“Lost Again!” – Morningbell

Pop songs tend not to be amenable to significant changes happening within them. In the interest of putting one basic idea across in just three or four minutes, they normally stick to one tempo, one key, one time signature, one vocalist, one type of feeling. This is also why melody lines are inclined to be short, often no more than four measures long, sometimes just two–concise melodies that repeat often being easier for the ear to grasp in a relatively brief span of time (not to mention easier for less-than-inspired songwriters to write). Fortunately for pop aficionados everywhere, however, there are always bands that come along and toss concerns like this out the window. And so we have “Lost Again!,” which begins as a crisp acoustic shuffle, acquiring a quick shot or two of Queen or maybe ELO-like harmonies as the verse sneaks a 16-measure melody into an spiffy, upbeat framework–except of course for that time signature change and slowdown at the end. This slowdown leads, after the second verse, into a chorus in which tempo and feel are completely transformed–the pace slows, the harmonies change character, and the chords transmute from being predominantly minor to predominantly major. (Note one common element: an extended melody again, this time just about 12 measures long.) And then maybe best of all, the instrumental break that begins innocuously enough at 1:20 steps out into a thoughtful and full-fledged guitar showcase, the likes of which bring (oh no, them again!) Steely Dan to mind more than standard-issue indie rock. “Lost Again!” is from Morningbell’s third CD, Through the Belly of the Sea, which is slated for a June release on Orange Records. And as yet another sign of the band’s freewheeling ethos, the CD is billed as rock’s first “Choose Your Own Adventure” album–a different story unfolds depending upon which order you choose to listen to the tracks.


“Brotherhood of Man” – the Innocence Mission

The combination of Karen Peris’s voice and the melodies she writes for her voice to sing kindles unspeakable poignancy with its stark beauty. This is music that might pass you by if it’s playing in the background as you’re fumbling to pay for your takeout coffee but it is music that rewards keen attention with its rich, ageless sense and sensibility. Peris’s distinctive, breathy-yearny voice renders profound the melodic simplicity, aided by husband Don’s ringingly well-chosen guitar lines and subtle organ flourishes. This is also, I would argue, the sound of a small group of experienced musicians (Mike Bitts is in there on bass as well, but you have to listen closely) who are in it for the love of the music–and, in the case of Karen and Don, love of each other.
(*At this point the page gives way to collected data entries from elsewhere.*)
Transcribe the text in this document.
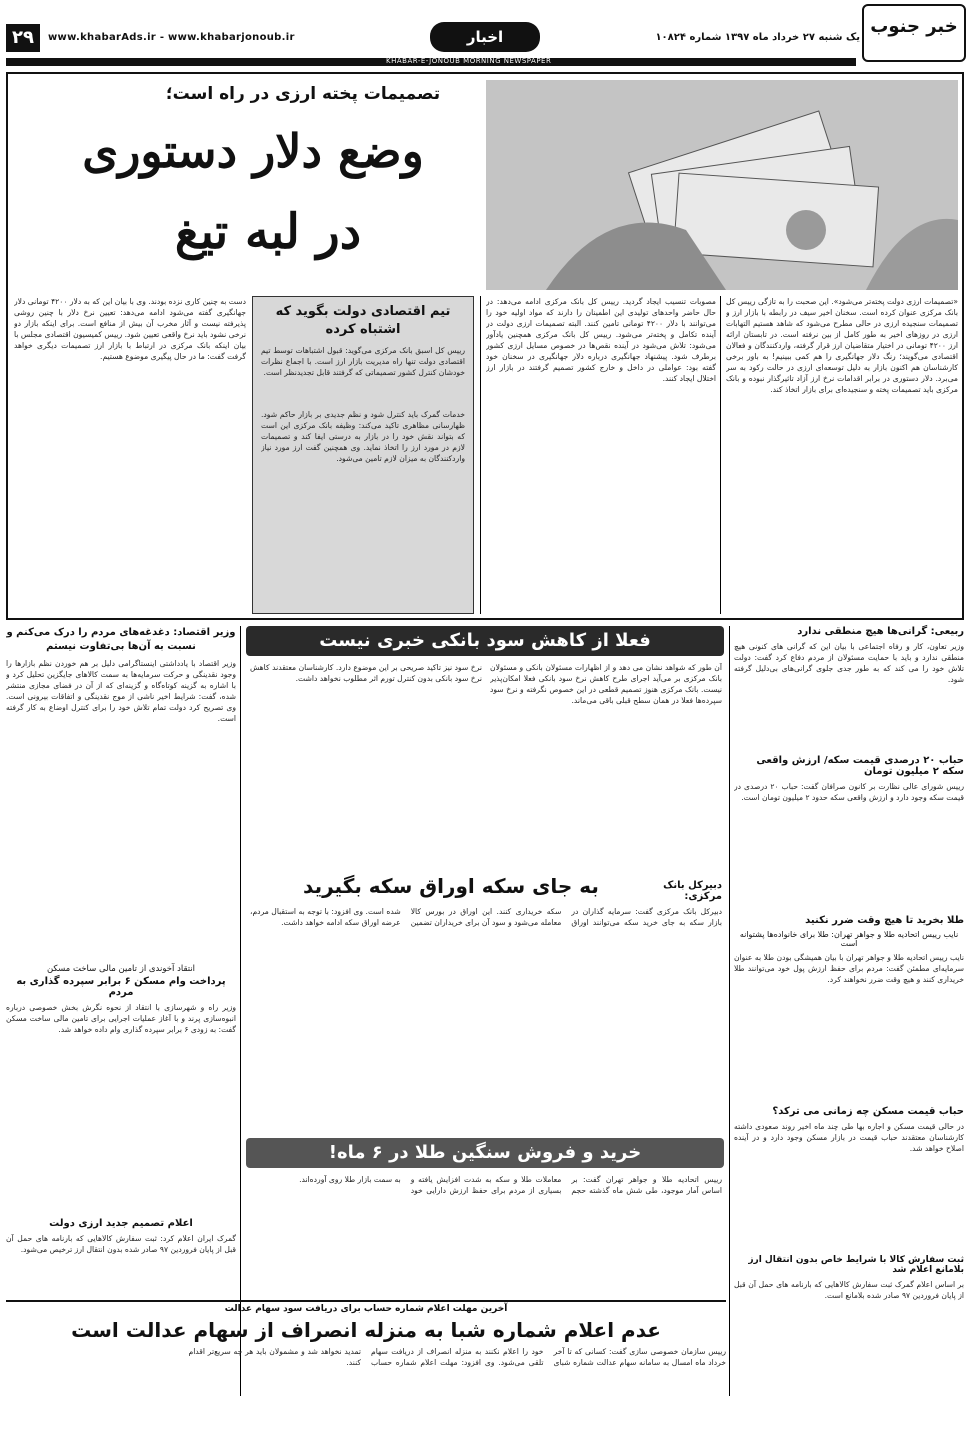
۲۹	www.khabarAds.ir - www.khabarjonoub.ir	اخبار	یک شنبه ۲۷ خرداد ماه ۱۳۹۷ شماره ۱۰۸۲۴
خبر جنوب
KHABAR-E-JONOUB MORNING NEWSPAPER
تصمیمات پخته ارزی در راه است؛
وضع دلار دستوری
در لبه تیغ
«تصمیمات ارزی دولت پخته‌تر می‌شود». این صحبت را به تازگی رییس کل بانک مرکزی عنوان کرده است. سخنان اخیر سیف در رابطه با بازار ارز و تصمیمات سنجیده ارزی در حالی مطرح می‌شود که شاهد هستیم التهابات ارزی در روزهای اخیر به طور کامل از بین نرفته است. در تابستان ارائه ارز ۴۲۰۰ تومانی در اختیار متقاضیان ارز قرار گرفته، واردکنندگان و فعالان اقتصادی می‌گویند؛ رنگ دلار جهانگیری را هم کمی ببینیم! به باور برخی کارشناسان هم اکنون بازار به دلیل توسعه‌ای ارزی در حالت رکود به سر می‌برد. دلار دستوری در برابر اقدامات نرخ ارز آزاد تاثیرگذار نبوده و بانک مرکزی باید تصمیمات پخته و سنجیده‌ای برای بازار اتخاذ کند.
مصوبات تنسیب ایجاد گردید. رییس کل بانک مرکزی ادامه می‌دهد: در حال حاضر واحدهای تولیدی این اطمینان را دارند که مواد اولیه خود را می‌توانند با دلار ۴۲۰۰ تومانی تامین کنند. البته تصمیمات ارزی دولت در آینده تکامل و پخته‌تر می‌شود. رییس کل بانک مرکزی همچنین یادآور می‌شود: تلاش می‌شود در آینده نقص‌ها در خصوص مسایل ارزی کشور برطرف شود. پیشنهاد جهانگیری درباره دلار جهانگیری در سخنان خود گفته بود: عواملی در داخل و خارج کشور تصمیم گرفتند در بازار ارز اختلال ایجاد کنند.
تیم اقتصادی دولت بگوید که اشتباه کرده
رییس کل اسبق بانک مرکزی می‌گوید: قبول اشتباهات توسط تیم اقتصادی دولت تنها راه مدیریت بازار ارز است. با اجماع نظرات خودشان کنترل کشور تصمیماتی که گرفتند قابل تجدیدنظر است.
خدمات گمرک باید کنترل شود و نظم جدیدی بر بازار حاکم شود. ظهارسانی مظاهری تاکید می‌کند: وظیفه بانک مرکزی این است که بتواند نقش خود را در بازار به درستی ایفا کند و تصمیمات لازم در مورد ارز را اتخاذ نماید. وی همچنین گفت ارز مورد نیاز واردکنندگان به میزان لازم تامین می‌شود.
دست به چنین کاری نزده بودند. وی با بیان این که به دلار ۴۲۰۰ تومانی دلار جهانگیری گفته می‌شود ادامه می‌دهد: تعیین نرخ دلار با چنین روشی پذیرفته نیست و آثار مخرب آن بیش از منافع است. برای اینکه بازار دو نرخی نشود باید نرخ واقعی تعیین شود. رییس کمیسیون اقتصادی مجلس با بیان اینکه بانک مرکزی در ارتباط با بازار ارز تصمیمات دیگری خواهد گرفت گفت: ما در حال پیگیری موضوع هستیم.
ربیعی: گرانی‌ها هیچ منطقی ندارد
وزیر تعاون، کار و رفاه اجتماعی با بیان این که گرانی های کنونی هیچ منطقی ندارد و باید با حمایت مسئولان از مردم دفاع کرد گفت: دولت تلاش خود را می کند که به طور جدی جلوی گرانی‌های بی‌دلیل گرفته شود.
حباب ۲۰ درصدی قیمت سکه/ ارزش واقعی سکه ۲ میلیون تومان
رییس شورای عالی نظارت بر کانون صرافان گفت: حباب ۲۰ درصدی در قیمت سکه وجود دارد و ارزش واقعی سکه حدود ۲ میلیون تومان است.
طلا بخرید تا هیچ وقت ضرر نکنید
نایب رییس اتحادیه طلا و جواهر تهران: طلا برای خانواده‌ها پشتوانه است
نایب رییس اتحادیه طلا و جواهر تهران با بیان همیشگی بودن طلا به عنوان سرمایه‌ای مطمئن گفت: مردم برای حفظ ارزش پول خود می‌توانند طلا خریداری کنند و هیچ وقت ضرر نخواهند کرد.
حباب قیمت مسکن چه زمانی می ترکد؟
در حالی قیمت مسکن و اجاره بها طی چند ماه اخیر روند صعودی داشته کارشناسان معتقدند حباب قیمت در بازار مسکن وجود دارد و در آینده اصلاح خواهد شد.
ثبت سفارش کالا با شرایط خاص بدون انتقال ارز بلامانع اعلام شد
بر اساس اعلام گمرک ثبت سفارش کالاهایی که بارنامه های حمل آن قبل از پایان فروردین ۹۷ صادر شده بلامانع است.
فعلا از کاهش سود بانکی خبری نیست
آن طور که شواهد نشان می دهد و از اظهارات مسئولان بانکی و مسئولان بانک مرکزی بر می‌آید اجرای طرح کاهش نرخ سود بانکی فعلا امکان‌پذیر نیست. بانک مرکزی هنوز تصمیم قطعی در این خصوص نگرفته و نرخ سود سپرده‌ها فعلا در همان سطح قبلی باقی می‌ماند.
نرخ سود نیز تاکید صریحی بر این موضوع دارد. کارشناسان معتقدند کاهش نرخ سود بانکی بدون کنترل تورم اثر مطلوب نخواهد داشت.
دبیرکل بانک مرکزی:
به جای سکه اوراق سکه بگیرید
دبیرکل بانک مرکزی گفت: سرمایه گذاران در بازار سکه به جای خرید سکه می‌توانند اوراق سکه خریداری کنند. این اوراق در بورس کالا معامله می‌شود و سود آن برای خریداران تضمین شده است. وی افزود: با توجه به استقبال مردم، عرضه اوراق سکه ادامه خواهد داشت.
خرید و فروش سنگین طلا در ۶ ماه!
رییس اتحادیه طلا و جواهر تهران گفت: بر اساس آمار موجود، طی شش ماه گذشته حجم معاملات طلا و سکه به شدت افزایش یافته و بسیاری از مردم برای حفظ ارزش دارایی خود به سمت بازار طلا روی آورده‌اند.
وزیر اقتصاد: دغدغه‌های مردم را درک می‌کنم و نسبت به آن‌ها بی‌تفاوت نیستم
وزیر اقتصاد با یادداشتی اینستاگرامی دلیل بر هم خوردن نظم بازارها را وجود نقدینگی و حرکت سرمایه‌ها به سمت کالاهای جایگزین تحلیل کرد و با اشاره به گزینه کوتاه‌گاه و گزینه‌ای که از آن در فضای مجازی منتشر شده، گفت: شرایط اخیر ناشی از موج نقدینگی و اتفاقات بیرونی است. وی تصریح کرد دولت تمام تلاش خود را برای کنترل اوضاع به کار گرفته است.
انتقاد آخوندی از تامین مالی ساخت مسکن
پرداخت وام مسکن ۶ برابر سپرده گذاری به مردم
وزیر راه و شهرسازی با انتقاد از نحوه نگرش بخش خصوصی درباره انبوه‌سازی پرند و با آغاز عملیات اجرایی برای تامین مالی ساخت مسکن گفت: به زودی ۶ برابر سپرده گذاری وام داده خواهد شد.
اعلام تصمیم جدید ارزی دولت
گمرک ایران اعلام کرد: ثبت سفارش کالاهایی که بارنامه های حمل آن قبل از پایان فروردین ۹۷ صادر شده بدون انتقال ارز ترخیص می‌شود.
آخرین مهلت اعلام شماره حساب برای دریافت سود سهام عدالت
عدم اعلام شماره شبا به منزله انصراف از سهام عدالت است
رییس سازمان خصوصی سازی گفت: کسانی که تا آخر خرداد ماه امسال به سامانه سهام عدالت شماره شبای خود را اعلام نکنند به منزله انصراف از دریافت سهام تلقی می‌شود. وی افزود: مهلت اعلام شماره حساب تمدید نخواهد شد و مشمولان باید هر چه سریع‌تر اقدام کنند.
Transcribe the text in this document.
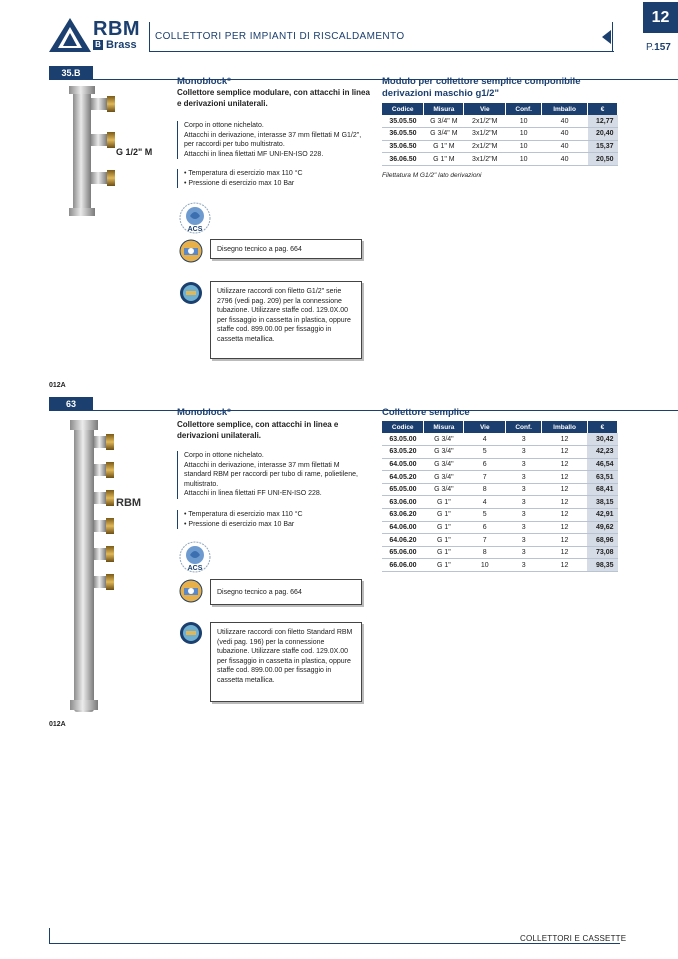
RBM
B Brass
COLLETTORI PER IMPIANTI DI RISCALDAMENTO
12
P.157
35.B
G 1/2" M
Monoblock*
Collettore semplice modulare, con attacchi in linea e derivazioni unilaterali.
Corpo in ottone nichelato.
Attacchi in derivazione, interasse 37 mm filettati M G1/2", per raccordi per tubo multistrato.
Attacchi in linea filettati MF UNI-EN-ISO 228.
• Temperatura di esercizio max 110 °C
• Pressione di esercizio max 10 Bar
ACS
Disegno tecnico a pag. 664
Utilizzare raccordi con filetto G1/2" serie 2796 (vedi pag. 209) per la connessione tubazione. Utilizzare staffe cod. 129.0X.00 per fissaggio in cassetta in plastica, oppure staffe cod. 899.00.00 per fissaggio in cassetta metallica.
Modulo per collettore semplice componibile derivazioni maschio g1/2"
Codice	Misura	Vie	Conf.	Imballo	€
35.05.50	G 3/4" M	2x1/2"M	10	40	12,77
36.05.50	G 3/4" M	3x1/2"M	10	40	20,40
35.06.50	G 1" M	2x1/2"M	10	40	15,37
36.06.50	G 1" M	3x1/2"M	10	40	20,50
Filettatura M G1/2" lato derivazioni
012A
63
RBM
Monoblock*
Collettore semplice, con attacchi in linea e derivazioni unilaterali.
Corpo in ottone nichelato.
Attacchi in derivazione, interasse 37 mm filettati M standard RBM per raccordi per tubo di rame, polietilene, multistrato.
Attacchi in linea filettati FF UNI-EN-ISO 228.
• Temperatura di esercizio max 110 °C
• Pressione di esercizio max 10 Bar
ACS
Disegno tecnico a pag. 664
Utilizzare raccordi con filetto Standard RBM (vedi pag. 196) per la connessione tubazione. Utilizzare staffe cod. 129.0X.00 per fissaggio in cassetta in plastica, oppure staffe cod. 899.00.00 per fissaggio in cassetta metallica.
Collettore semplice
Codice	Misura	Vie	Conf.	Imballo	€
63.05.00	G 3/4"	4	3	12	30,42
63.05.20	G 3/4"	5	3	12	42,23
64.05.00	G 3/4"	6	3	12	46,54
64.05.20	G 3/4"	7	3	12	63,51
65.05.00	G 3/4"	8	3	12	68,41
63.06.00	G 1"	4	3	12	38,15
63.06.20	G 1"	5	3	12	42,91
64.06.00	G 1"	6	3	12	49,62
64.06.20	G 1"	7	3	12	68,96
65.06.00	G 1"	8	3	12	73,08
66.06.00	G 1"	10	3	12	98,35
012A
COLLETTORI E CASSETTE
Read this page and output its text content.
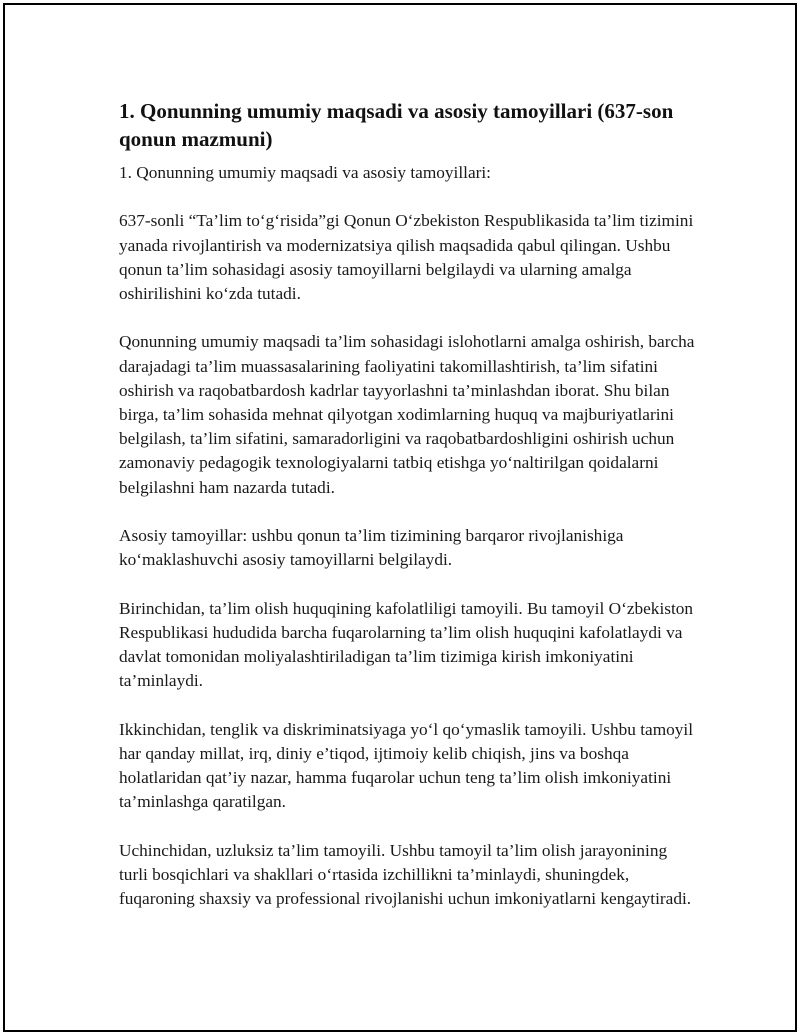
1. Qonunning umumiy maqsadi va asosiy tamoyillari (637-son qonun mazmuni)

1. Qonunning umumiy maqsadi va asosiy tamoyillari:

637-sonli “Ta’lim to‘g‘risida”gi Qonun O‘zbekiston Respublikasida ta’lim tizimini yanada rivojlantirish va modernizatsiya qilish maqsadida qabul qilingan. Ushbu qonun ta’lim sohasidagi asosiy tamoyillarni belgilaydi va ularning amalga oshirilishini ko‘zda tutadi.

Qonunning umumiy maqsadi ta’lim sohasidagi islohotlarni amalga oshirish, barcha darajadagi ta’lim muassasalarining faoliyatini takomillashtirish, ta’lim sifatini oshirish va raqobatbardosh kadrlar tayyorlashni ta’minlashdan iborat. Shu bilan birga, ta’lim sohasida mehnat qilyotgan xodimlarning huquq va majburiyatlarini belgilash, ta’lim sifatini, samaradorligini va raqobatbardoshligini oshirish uchun zamonaviy pedagogik texnologiyalarni tatbiq etishga yo‘naltirilgan qoidalarni belgilashni ham nazarda tutadi.

Asosiy tamoyillar: ushbu qonun ta’lim tizimining barqaror rivojlanishiga ko‘maklashuvchi asosiy tamoyillarni belgilaydi.

Birinchidan, ta’lim olish huquqining kafolatliligi tamoyili. Bu tamoyil O‘zbekiston Respublikasi hududida barcha fuqarolarning ta’lim olish huquqini kafolatlaydi va davlat tomonidan moliyalashtiriladigan ta’lim tizimiga kirish imkoniyatini ta’minlaydi.

Ikkinchidan, tenglik va diskriminatsiyaga yo‘l qo‘ymaslik tamoyili. Ushbu tamoyil har qanday millat, irq, diniy e’tiqod, ijtimoiy kelib chiqish, jins va boshqa holatlaridan qat’iy nazar, hamma fuqarolar uchun teng ta’lim olish imkoniyatini ta’minlashga qaratilgan.

Uchinchidan, uzluksiz ta’lim tamoyili. Ushbu tamoyil ta’lim olish jarayonining turli bosqichlari va shakllari o‘rtasida izchillikni ta’minlaydi, shuningdek, fuqaroning shaxsiy va professional rivojlanishi uchun imkoniyatlarni kengaytiradi.
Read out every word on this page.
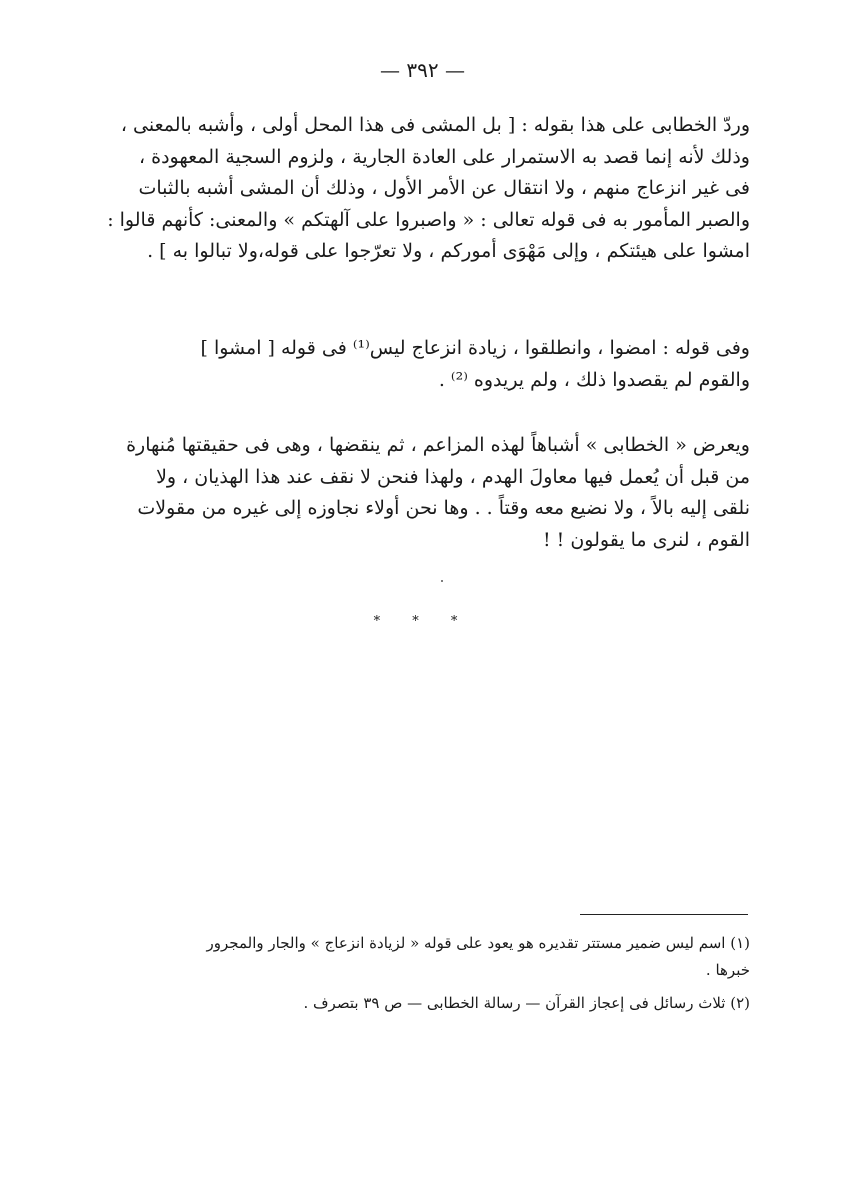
— ٣٩٢ —
وردّ الخطابى على هذا بقوله : [ بل المشى فى هذا المحل أولى ، وأشبه بالمعنى ،
وذلك لأنه إنما قصد به الاستمرار على العادة الجارية ، ولزوم السجية المعهودة ،
فى غير انزعاج منهم ، ولا انتقال عن الأمر الأول ، وذلك أن المشى أشبه بالثبات
والصبر المأمور به فى قوله تعالى : « واصبروا على آلهتكم » والمعنى: كأنهم قالوا :
امشوا على هيئتكم ، وإلى مَهْوَى أموركم ، ولا تعرّجوا على قوله،ولا تبالوا به ] .
وفى قوله : امضوا ، وانطلقوا ، زيادة انزعاج ليس⁽¹⁾ فى قوله [ امشوا ]
والقوم لم يقصدوا ذلك ، ولم يريدوه ⁽²⁾ .
ويعرض « الخطابى » أشباهاً لهذه المزاعم ، ثم ينقضها ، وهى فى حقيقتها مُنهارة
من قبل أن يُعمل فيها معاولَ الهدم ، ولهذا فنحن لا نقف عند هذا الهذيان ، ولا
نلقى إليه بالاً ، ولا نضيع معه وقتاً . . وها نحن أولاء نجاوزه إلى غيره من مقولات
القوم ، لنرى ما يقولون ! !
* * *
(١) اسم ليس ضمير مستتر تقديره هو يعود على قوله « لزيادة انزعاج » والجار والمجرور
خبرها .
(٢) ثلاث رسائل فى إعجاز القرآن — رسالة الخطابى — ص ٣٩ بتصرف .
Which sounds corny but the rarity of two people getting along so beautifully in both song and deed for this long–the band has been recording since 1986–transcends corny to all-out awe-inspiring. “Brotherhood of Man” is the opening track from the CD We Walked in Song, released in March on Badman Recording Company. The MP3 is via Insound.


“Dear Confessor” – Immaculate Machine

Friendly and welcoming, “Dear Confessor” launches off a vintage Elvis Costello beat and doesn’t look back. It’s that note that singer/guitarist Brooke Gallupe hits on the second syllable of the word “relax” that does it for me–that’s where I sink in and let them take me where they’re going to take me. There’s an inexplicably comfy vibe permeating the music this Vancouver trio generates that I couldn’t put my finger on until, reading about the band on their web site, I discover that Gallupe and singer/keyboardist Kathryn Calder “have lived down the street from each other since elementary school.” It all begins to make sense. Another victory for a long-term relationship (and another example of how abnormal they actually are, and impossible to manufacture simply because we’re told we’re supposed to want one; and okay end of soapbox!). “Dear Confessor” will be found on the CD Immaculate Machine’s Fables, scheduled for release next month on Mint Records. This will be their third full-length release. (Bonus fact: Kathryn Calder is also a member, since 2005, of the expansive, beloved Canadian ensemble the New Pornographers.) MP3 via Better Propaganda.